– О, вы этого не сделаете! нет, вы не скажете этого! –
вскрикнула Александра Михайловна, вся в волнении, сгорев от стыда, – нет, вы
пощадите ее. Это я, я все выдумала! Во мне нет теперь никаких подозрений.
Простите меня за них, простите. Я больна, мне нужно простить, но только не
говорите ей, нет… Аннета, – сказала она, подходя ко мне, – Аннета, уйди отсюда,
скорее, скорее! Он шутил; это я всему виновата; это неуместная шутка…
– Одним словом, вы ревновали меня к ней, – сказал Петр
Александрович, без жалости бросив эти слова в ответ ее тоскливому ожиданию. Она
вскрикнула, побледнела и оперлась на кресло, едва удерживаясь на ногах.
– Бог вам простит! – проговорила она наконец слабым голосом.
– Прости меня за него, Неточка, прости; я была всему виновата. Я была больна,
я…
– Но это тиранство, бесстыдство, низость! – закричала я в
исступлении, поняв, наконец, все, поняв, зачем ему хотелось осудить меня в
глазах жены. – Это достойно презрения; вы…

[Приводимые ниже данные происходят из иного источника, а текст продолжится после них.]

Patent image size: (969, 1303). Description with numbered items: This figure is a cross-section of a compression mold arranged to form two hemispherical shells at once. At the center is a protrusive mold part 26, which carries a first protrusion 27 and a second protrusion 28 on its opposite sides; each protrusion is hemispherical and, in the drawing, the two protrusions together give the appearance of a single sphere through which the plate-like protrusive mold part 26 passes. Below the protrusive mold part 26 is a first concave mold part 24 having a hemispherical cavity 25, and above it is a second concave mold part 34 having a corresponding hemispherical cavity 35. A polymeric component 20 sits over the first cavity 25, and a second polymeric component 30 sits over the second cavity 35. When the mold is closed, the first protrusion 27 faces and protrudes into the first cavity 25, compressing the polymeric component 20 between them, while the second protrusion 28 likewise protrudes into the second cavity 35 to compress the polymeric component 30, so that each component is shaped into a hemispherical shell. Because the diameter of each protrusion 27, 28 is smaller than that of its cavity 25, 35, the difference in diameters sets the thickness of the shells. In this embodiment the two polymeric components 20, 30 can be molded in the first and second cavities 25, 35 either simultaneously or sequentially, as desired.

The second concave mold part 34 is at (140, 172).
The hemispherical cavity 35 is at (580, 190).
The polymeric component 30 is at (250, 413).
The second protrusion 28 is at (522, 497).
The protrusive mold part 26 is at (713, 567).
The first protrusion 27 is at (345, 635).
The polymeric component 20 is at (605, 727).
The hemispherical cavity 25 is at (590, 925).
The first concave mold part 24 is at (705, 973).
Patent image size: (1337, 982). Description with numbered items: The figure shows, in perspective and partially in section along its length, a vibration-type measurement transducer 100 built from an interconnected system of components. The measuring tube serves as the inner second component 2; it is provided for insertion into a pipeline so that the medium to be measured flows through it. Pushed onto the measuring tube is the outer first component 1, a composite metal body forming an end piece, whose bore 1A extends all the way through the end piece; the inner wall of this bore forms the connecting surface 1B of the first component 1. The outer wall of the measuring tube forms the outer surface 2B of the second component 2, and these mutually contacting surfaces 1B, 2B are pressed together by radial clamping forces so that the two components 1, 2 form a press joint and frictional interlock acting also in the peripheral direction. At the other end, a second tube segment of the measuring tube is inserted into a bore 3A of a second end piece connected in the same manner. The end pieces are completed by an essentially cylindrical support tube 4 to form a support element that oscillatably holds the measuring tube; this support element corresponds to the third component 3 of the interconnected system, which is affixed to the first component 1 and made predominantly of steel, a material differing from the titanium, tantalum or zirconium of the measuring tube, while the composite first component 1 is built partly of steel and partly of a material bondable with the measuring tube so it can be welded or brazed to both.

– Аннета! – закричала Александра Михайловна, в ужасе схватив
меня за руки.
– Комедия! комедия, и больше ничего! – проговорил Петр
Александрович, подступая к нам в неизобразимом волнении. – Комедия, говорю я
вам, – продолжал он, пристально и с зловещей улыбкой смотря на жену, – и
обманутая во всей этой комедии одна – вы. Поверьте, что мы, – произнес он,
задыхаясь и указывая на меня, – не боимся таких объяснений; поверьте, что мы уж
не так целомудренны, чтоб оскорбляться, краснеть и затыкать уши, когда нам
заговорят о подобных делах. Извините, я выражаюсь просто, прямо, грубо, может
быть, но – так должно. Уверены ли вы, сударыня, в порядочном поведении этой…
девицы?
– Боже! что с вами? Вы забылись! – проговорила Александра
Михайловна, остолбенев, помертвев от испуга.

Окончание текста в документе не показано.